# **📄 Document type classification pipeline**

## Contents
- Prepare Environments
- Import Library & Define Functions
- Hyper-parameters
- Load Data
- Train Model
- Inference & Save File


## 2. Import Library & Define Functions
* 학습 및 추론에 필요한 라이브러리를 로드합니다.
* 학습 및 추론에 필요한 함수와 클래스를 정의합니다.

In [1]:
import os
import time
import random
import wandb

import timm
import torch
import albumentations as A
import pandas as pd
import numpy as np
import torch.nn as nn
import datetime
from albumentations.pytorch import ToTensorV2
from torch.optim import Adam
from torchvision import transforms
from torch.utils.data import Dataset, DataLoader
from PIL import Image
from tqdm import tqdm
from sklearn.metrics import accuracy_score, f1_score

In [2]:
# 시드를 고정합니다.
SEED = 42
os.environ['PYTHONHASHSEED'] = str(SEED)
random.seed(SEED)
np.random.seed(SEED)
torch.manual_seed(SEED)
torch.cuda.manual_seed(SEED)
torch.cuda.manual_seed_all(SEED)
torch.backends.cudnn.benchmark = True

In [3]:
# 데이터셋 클래스를 정의합니다.
class ImageDataset(Dataset):
    def __init__(self, csv, path, transform=None):
        self.df = pd.read_csv(csv).values
        self.path = path
        self.transform = transform

    def __len__(self):
        return len(self.df)

    def __getitem__(self, idx):
        name, target = self.df[idx]
        img = np.array(Image.open(os.path.join(self.path, name)))
        if self.transform:
            img = self.transform(image=img)['image']
        return img, target

In [4]:
# one epoch 학습을 위한 함수입니다.
def train_one_epoch(loader, model, optimizer, loss_fn, device):
    model.train()
    train_loss = 0
    preds_list = []
    targets_list = []

    pbar = tqdm(loader)
    for image, targets in pbar:
        image = image.to(device)
        targets = targets.to(device)

        model.zero_grad(set_to_none=True)

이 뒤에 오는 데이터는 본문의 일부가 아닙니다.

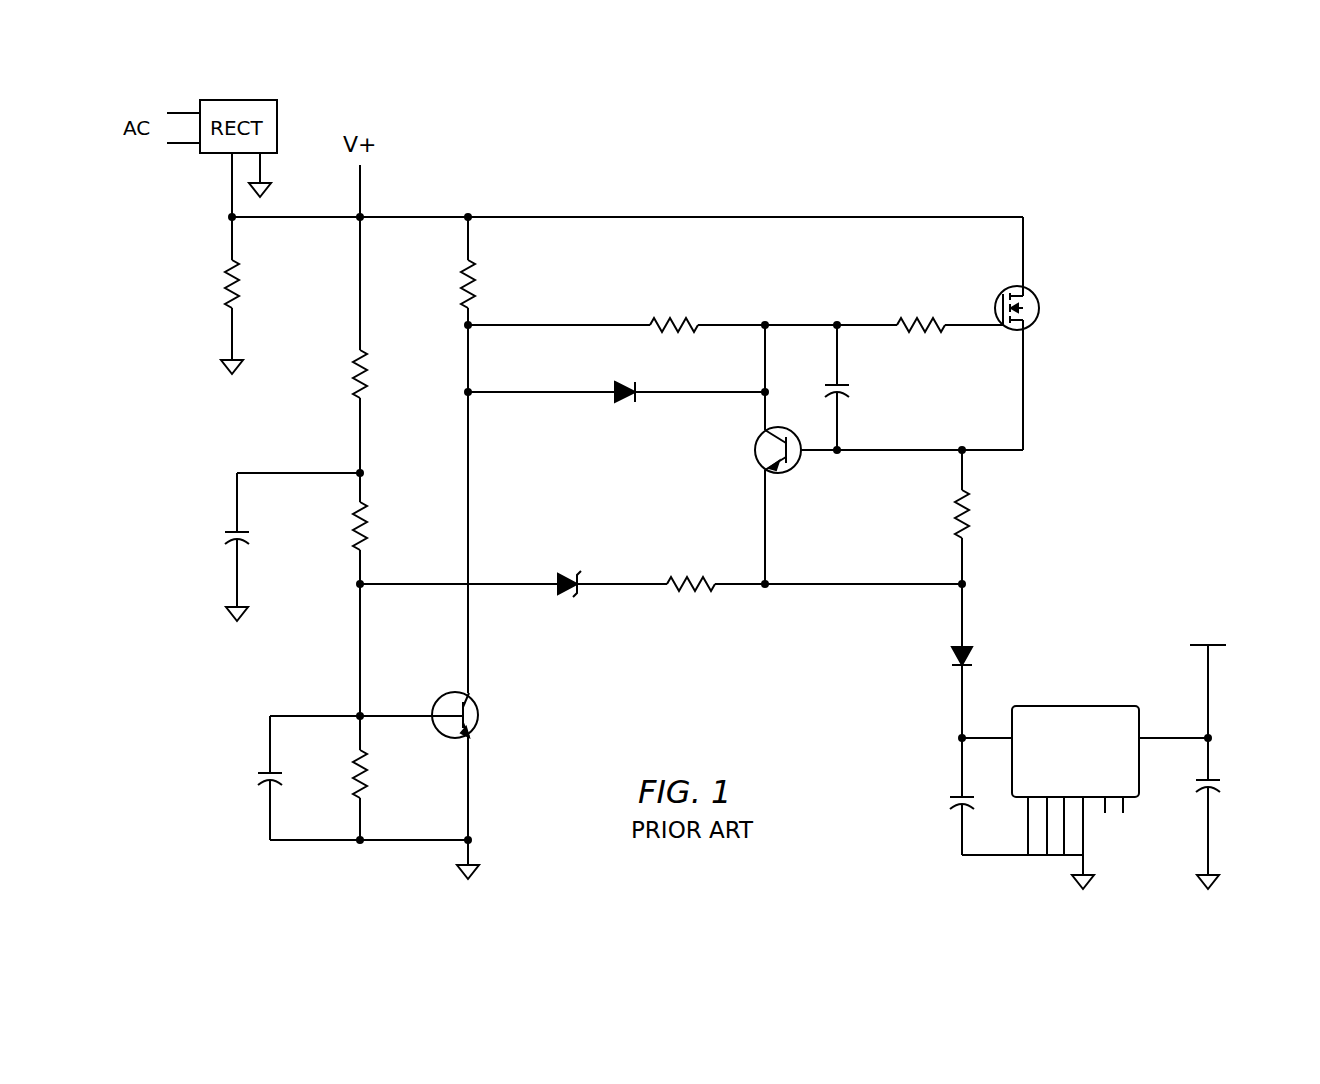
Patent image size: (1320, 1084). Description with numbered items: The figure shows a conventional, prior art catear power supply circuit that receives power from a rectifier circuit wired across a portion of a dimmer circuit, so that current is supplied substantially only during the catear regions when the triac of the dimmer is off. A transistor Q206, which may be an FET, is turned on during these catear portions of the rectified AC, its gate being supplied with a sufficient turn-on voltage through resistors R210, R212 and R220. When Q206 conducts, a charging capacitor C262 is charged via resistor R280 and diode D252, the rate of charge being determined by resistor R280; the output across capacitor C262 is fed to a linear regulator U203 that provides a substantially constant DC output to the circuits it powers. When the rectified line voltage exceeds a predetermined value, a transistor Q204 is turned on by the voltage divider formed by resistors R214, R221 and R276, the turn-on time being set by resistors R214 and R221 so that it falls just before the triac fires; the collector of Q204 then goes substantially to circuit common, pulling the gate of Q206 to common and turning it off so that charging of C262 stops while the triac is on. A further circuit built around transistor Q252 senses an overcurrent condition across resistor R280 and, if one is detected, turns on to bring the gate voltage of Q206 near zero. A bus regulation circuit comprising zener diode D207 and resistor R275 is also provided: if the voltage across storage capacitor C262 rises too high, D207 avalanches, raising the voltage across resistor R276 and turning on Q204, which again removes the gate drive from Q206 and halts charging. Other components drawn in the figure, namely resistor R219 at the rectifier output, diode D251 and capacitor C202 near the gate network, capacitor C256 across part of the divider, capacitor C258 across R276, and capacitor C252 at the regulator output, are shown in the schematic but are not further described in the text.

The resistor 100K R219 is at (261, 317).
The resistor R214 is at (390, 426).
The resistor R210 is at (473, 297).
The resistor R212 is at (697, 320).
The resistor R220 is at (930, 320).
The transistor Q206 is at (1040, 318).
The diode D251 is at (616, 405).
The transistor Q252 is at (752, 454).
The capacitor .022uF C202 is at (876, 387).
The resistor R280 is at (993, 548).
The zener diode D207 is at (572, 610).
The resistor R275 is at (693, 613).
The diode D252 is at (918, 684).
The capacitor 1000pF C256 is at (294, 545).
The resistor R221 is at (390, 623).
The transistor Q204 is at (418, 784).
The capacitor .01uF C258 is at (302, 778).
The resistor R276 is at (393, 793).
The linear regulator U203 is at (1085, 771).
The charging capacitor C262 is at (929, 796).
The capacitor 10uF C252 is at (1229, 754).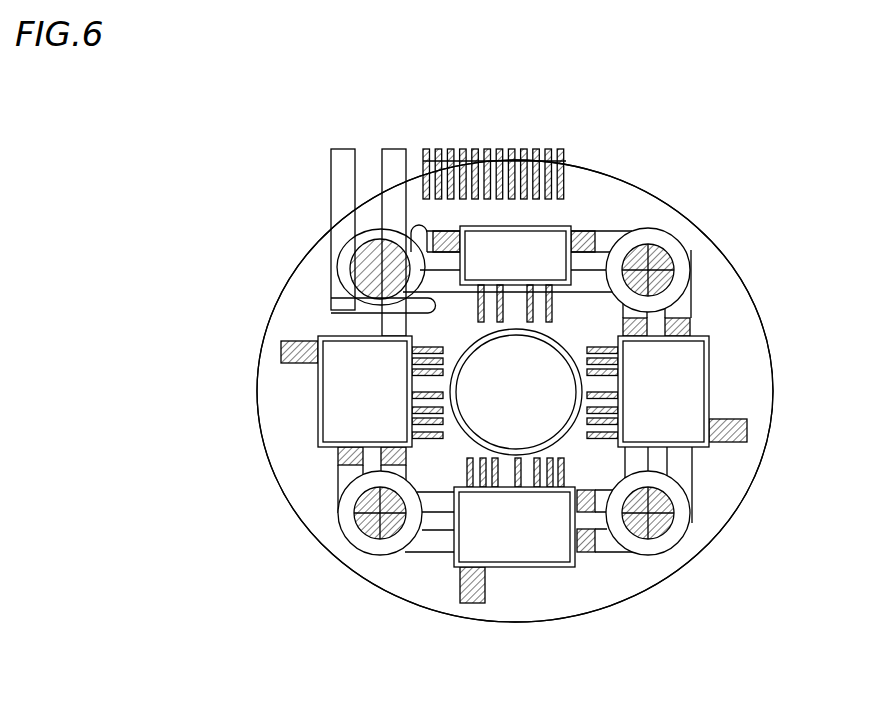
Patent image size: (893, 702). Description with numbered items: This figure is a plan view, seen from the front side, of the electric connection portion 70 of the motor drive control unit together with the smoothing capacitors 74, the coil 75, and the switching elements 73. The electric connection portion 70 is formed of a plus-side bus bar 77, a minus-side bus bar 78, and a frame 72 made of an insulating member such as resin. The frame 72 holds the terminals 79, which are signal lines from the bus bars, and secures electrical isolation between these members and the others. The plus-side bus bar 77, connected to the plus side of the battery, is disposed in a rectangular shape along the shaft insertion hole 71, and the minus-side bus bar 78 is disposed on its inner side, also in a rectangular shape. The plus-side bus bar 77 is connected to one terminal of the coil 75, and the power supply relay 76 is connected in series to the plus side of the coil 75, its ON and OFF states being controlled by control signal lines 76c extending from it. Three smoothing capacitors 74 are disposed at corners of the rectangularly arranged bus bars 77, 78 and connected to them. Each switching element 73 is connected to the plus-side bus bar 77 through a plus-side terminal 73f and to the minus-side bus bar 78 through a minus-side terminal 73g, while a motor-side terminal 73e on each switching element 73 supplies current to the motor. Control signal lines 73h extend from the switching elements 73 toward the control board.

        preds = model(image)
        loss = loss_fn(preds, targets)
        loss.backward()
        optimizer.step()

        train_loss += loss.item()
        preds_list.extend(preds.argmax(dim=1).detach().cpu().numpy())
        targets_list.extend(targets.detach().cpu().numpy())

        pbar.set_description(f"Loss: {loss.item():.4f}")

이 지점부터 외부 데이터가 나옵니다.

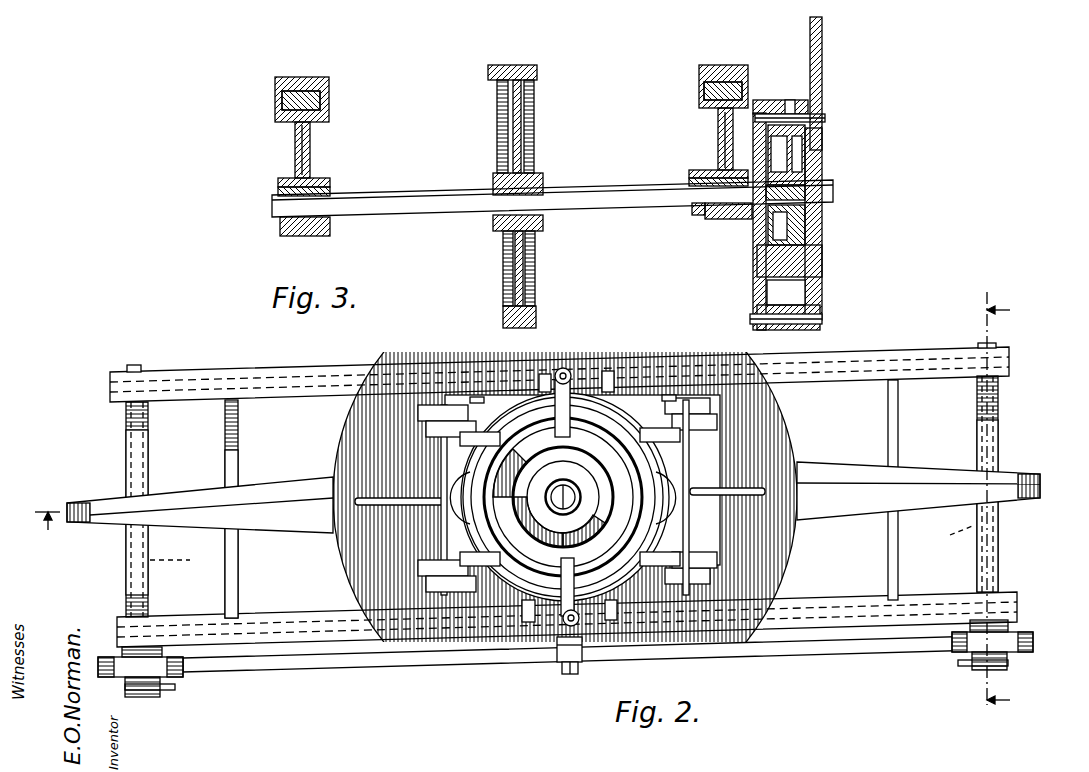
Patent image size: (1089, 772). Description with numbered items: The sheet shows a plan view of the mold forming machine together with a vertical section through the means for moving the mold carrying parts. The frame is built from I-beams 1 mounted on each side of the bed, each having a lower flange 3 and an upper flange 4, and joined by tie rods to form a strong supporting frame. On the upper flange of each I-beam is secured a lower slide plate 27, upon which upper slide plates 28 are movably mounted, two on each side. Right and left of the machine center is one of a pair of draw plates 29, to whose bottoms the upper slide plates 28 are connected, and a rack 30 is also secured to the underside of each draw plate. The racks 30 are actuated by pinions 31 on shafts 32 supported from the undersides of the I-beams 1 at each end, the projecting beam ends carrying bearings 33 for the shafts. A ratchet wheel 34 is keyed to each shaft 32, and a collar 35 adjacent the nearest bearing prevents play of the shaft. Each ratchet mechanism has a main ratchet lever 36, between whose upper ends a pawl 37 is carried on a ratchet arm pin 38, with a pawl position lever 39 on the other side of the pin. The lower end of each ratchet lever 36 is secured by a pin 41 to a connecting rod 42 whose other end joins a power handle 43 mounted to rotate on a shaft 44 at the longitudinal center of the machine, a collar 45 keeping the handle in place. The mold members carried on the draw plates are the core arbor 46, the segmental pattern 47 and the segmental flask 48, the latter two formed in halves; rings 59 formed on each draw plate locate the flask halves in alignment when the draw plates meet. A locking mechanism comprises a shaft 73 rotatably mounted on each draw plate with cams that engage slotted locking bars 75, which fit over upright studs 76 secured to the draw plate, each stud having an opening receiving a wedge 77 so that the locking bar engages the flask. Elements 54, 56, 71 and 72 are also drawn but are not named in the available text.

In FIG. 3, the I-beam 1 is at (295, 152).
In FIG. 2, the I-beam 1 is at (903, 355).
In FIG. 3, the lower flange 3 is at (330, 181).
In FIG. 2, the lower flange 3 is at (995, 489).
In FIG. 3, the upper flange 4 is at (278, 119).
In FIG. 2, the upper flange 4 is at (38, 518).
In FIG. 3, the lower slide plate 27 is at (320, 100).
In FIG. 3, the upper slide plate 28 is at (328, 83).
In FIG. 2, the draw plate 29 is at (760, 416).
In FIG. 2, the rack 30 is at (280, 496).
In FIG. 3, the pinion 31 is at (530, 68).
In FIG. 2, the pinion 31 is at (78, 506).
In FIG. 3, the shaft 32 is at (592, 198).
In FIG. 2, the shaft 32 is at (562, 552).
In FIG. 3, the bearing 33 is at (727, 221).
In FIG. 3, the ratchet wheel 34 is at (800, 237).
In FIG. 3, the collar 35 is at (696, 216).
In FIG. 3, the main ratchet lever 36 is at (820, 264).
In FIG. 2, the main ratchet lever 36 is at (150, 698).
In FIG. 3, the pawl 37 is at (779, 108).
In FIG. 2, the pawl 37 is at (115, 678).
In FIG. 3, the ratchet arm pin 38 is at (822, 118).
In FIG. 3, the pawl position lever 39 is at (822, 58).
In FIG. 2, the pawl position lever 39 is at (500, 400).
In FIG. 3, the pin 41 is at (822, 315).
In FIG. 2, the connecting rod 42 is at (600, 666).
In FIG. 2, the power handle 43 is at (562, 655).
In FIG. 2, the shaft 44 is at (568, 676).
In FIG. 2, the collar 45 is at (580, 668).
In FIG. 2, the core arbor 46 is at (563, 497).
In FIG. 2, the segmental pattern 47 is at (700, 456).
In FIG. 2, the segmental flask 48 is at (560, 497).
In FIG. 2, the bolt 54 is at (542, 382).
In FIG. 2, the strap bolt 56 is at (566, 368).
In FIG. 2, the ring 59 is at (640, 405).
In FIG. 2, the clip 71 is at (676, 398).
In FIG. 2, the clamp plate 72 is at (418, 412).
In FIG. 2, the shaft 73 is at (441, 448).
In FIG. 2, the slotted locking bar 75 is at (448, 420).
In FIG. 2, the upright stud 76 is at (478, 432).
In FIG. 2, the wedge 77 is at (470, 570).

    train_loss /= len(loader)
    train_acc = accuracy_score(targets_list, preds_list)
    train_f1 = f1_score(targets_list, preds_list, average='macro')

    ret = {
        "train_loss": train_loss,
        "train_acc": train_acc,
        "train_f1": train_f1,
    }

    return ret

## 3. Hyper-parameters
* 학습 및 추론에 필요한 하이퍼파라미터들을 정의합니다.

In [5]:
# device
device = torch.device('cuda' if torch.cuda.is_available() else 'cpu')

# data config
data_path = 'datasets_fin/'

# model config
model_name = 'resnet34' # 'resnet50' 'efficientnet-b0', ...

# training config
img_size = 32
LR = 1e-3
EPOCHS = 10
BATCH_SIZE = 32
num_workers = 0

## 4. Load Data
* 학습, 테스트 데이터셋과 로더를 정의합니다.

In [6]:
# augmentation을 위한 transform 코드
trn_transform = A.Compose([
    # 이미지 크기 조정
    A.Resize(height=img_size, width=img_size),
    # images normalization
    A.Normalize(mean=[0.485, 0.456, 0.406], std=[0.229, 0.224, 0.225]),
    # numpy 이미지나 PIL 이미지를 PyTorch 텐서로 변환
    ToTensorV2(),
])

# test image 변환을 위한 transform 코드
tst_transform = A.Compose([
    A.Resize(height=img_size, width=img_size),
    A.Normalize(mean=[0.485, 0.456, 0.406], std=[0.229, 0.224, 0.225]),
    ToTensorV2(),
])

In [7]:
data_path = "/home/dev/computervisioncompetition-cv3/data"

# Dataset 정의
trn_dataset = ImageDataset(
    data_path + "/train.csv",
    data_path + "/train/",
    transform=trn_transform
)
tst_dataset = ImageDataset(
    data_path + "/sample_submission.csv",
    data_path + "/test/",
    transform=tst_transform
)
print(len(trn_dataset), len(tst_dataset))

1570 3140


In [8]:
# DataLoader 정의
trn_loader = DataLoader(
    trn_dataset,
    batch_size=BATCH_SIZE,
    shuffle=True,
    num_workers=num_workers,
    pin_memory=True,
    drop_last=False
)
tst_loader = DataLoader(
    tst_dataset,
    batch_size=BATCH_SIZE,
    shuffle=False,
    num_workers=0,
    pin_memory=True
)

## 5. Train Model
* 모델을 로드하고, 학습을 진행합니다.

In [9]:
# load model
model = timm.create_model(
    model_name,
    pretrained=True,
    num_classes=17
).to(device)
loss_fn = nn.CrossEntropyLoss()
optimizer = Adam(model.parameters(), lr=LR)

In [10]:
# wandb 설정
wandb.init(
    project="computervisioncompetition-cv3",
    name= f'{datetime.datetime.now().strftime("%Y%m%d")}_{model_name}_i{img_size}_b{BATCH_SIZE}_lr{LR}_e{EPOCHS}',
    config={
        "model": model_name,
        "epochs": EPOCHS,
        "batch_size": BATCH_SIZE,
        "learning_rate": LR,
        "img_size": img_size,
        "num_workers": num_workers,
        "seed": SEED,
        "data_path": data_path,
        "optimizer": optimizer,
        "loss_fn": loss_fn,
        "device": device,
        "transform": trn_transform,
        "tst_transform": tst_transform,
        "trn_loader": trn_loader,
        "tst_loader": tst_loader,
    }
)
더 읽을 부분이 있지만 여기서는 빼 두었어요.